In quest’ambito possiamo distinguere
a) Il settore farmaceutico per i quali, accanto ad organismi nazionali nei singoli paesi (in Italia l’Agenzia Italiana del Farmaco), a livello europeo l’attività è coordinata dall’Agenzia Europea dei Medicinali (EMEA).
b) Il settore dei dispositivi medici, per i quali sono state pubblicate 2 Direttive:
– Direttiva Dispositivi Medici 93/42/CE (aggiornata dalla 2007/47/CE)
– Direttiva 98/79/CE Diagnostici “in vitro”.
Queste Direttive fissano le condizioni per l’immissione sul mercato di una ampia ed articolata gamma di prodotti utilizzati nel settore sanitario, seguendo peraltro il medesimo approccio adottato a livello generale per l’armonizzazione dei mercati.

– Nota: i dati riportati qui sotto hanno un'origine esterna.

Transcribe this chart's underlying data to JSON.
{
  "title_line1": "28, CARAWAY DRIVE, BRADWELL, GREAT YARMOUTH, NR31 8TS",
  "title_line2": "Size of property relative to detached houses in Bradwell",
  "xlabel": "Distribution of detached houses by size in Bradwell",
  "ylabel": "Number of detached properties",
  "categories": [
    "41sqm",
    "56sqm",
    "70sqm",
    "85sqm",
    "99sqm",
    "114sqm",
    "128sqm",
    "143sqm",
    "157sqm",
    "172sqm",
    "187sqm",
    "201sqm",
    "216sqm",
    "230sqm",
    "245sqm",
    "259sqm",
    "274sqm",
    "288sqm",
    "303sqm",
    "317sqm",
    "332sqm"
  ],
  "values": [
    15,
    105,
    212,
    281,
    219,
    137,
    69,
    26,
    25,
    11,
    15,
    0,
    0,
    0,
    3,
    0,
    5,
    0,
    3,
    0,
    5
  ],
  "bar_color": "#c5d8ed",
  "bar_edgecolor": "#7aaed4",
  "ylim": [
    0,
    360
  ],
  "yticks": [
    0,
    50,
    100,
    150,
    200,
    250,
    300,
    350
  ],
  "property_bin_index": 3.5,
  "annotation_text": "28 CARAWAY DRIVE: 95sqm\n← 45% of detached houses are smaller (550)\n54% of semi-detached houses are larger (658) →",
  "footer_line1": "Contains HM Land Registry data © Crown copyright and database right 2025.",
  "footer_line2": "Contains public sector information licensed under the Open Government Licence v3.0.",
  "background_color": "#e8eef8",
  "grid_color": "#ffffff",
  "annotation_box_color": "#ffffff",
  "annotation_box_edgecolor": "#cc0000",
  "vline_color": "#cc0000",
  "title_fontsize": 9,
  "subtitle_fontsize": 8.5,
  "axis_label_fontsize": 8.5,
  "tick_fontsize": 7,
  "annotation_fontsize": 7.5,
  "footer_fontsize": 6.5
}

Anche per i dispositivi medici, ovunque possibile, il legislatore delega le aziende ad agire autonomamente per soddisfare i requisiti essenziali della Direttiva; peraltro:
– a fronte di una casistica assai ampia di possibili impieghi, assai rilevante è la questione della classificazione del prodotto
– l’applicazione può rivestire facilmente carattere di criticità e quindi è più frequente la necessità di ricorrere all’intervento di controllo dell’Organismo Notificato
– a fronte della specifica situazione l’azienda può scegliere una completa articolazione di procedure (i cosiddetti moduli) per dimostrare la conformità del prodotto ai requisiti essenziali.
Compito essenziale dell’azienda è anche qui la costituzione del fascicolo tecnico che, oltre alla documentazione più strettamente inerente le caratteristiche del prodotto (analoga a quella per i prodotti del settore industriale), comprende studi ed indagini di carattere clinico, volti ad avvalorare l’efficacia dell’azione esercitata dal dispositivo e a identificare eventuali controindicazioni.
Specifica in questo senso è la metodologia di analisi dei rischi, basata sulla norma EN 14971, imperniata sul concetto di gestione del rischio secondo il criterio ALARP (As Low As Reasonably Practicable) facilmente traducibile in: rischio basso quanto ragionevolmente possibile.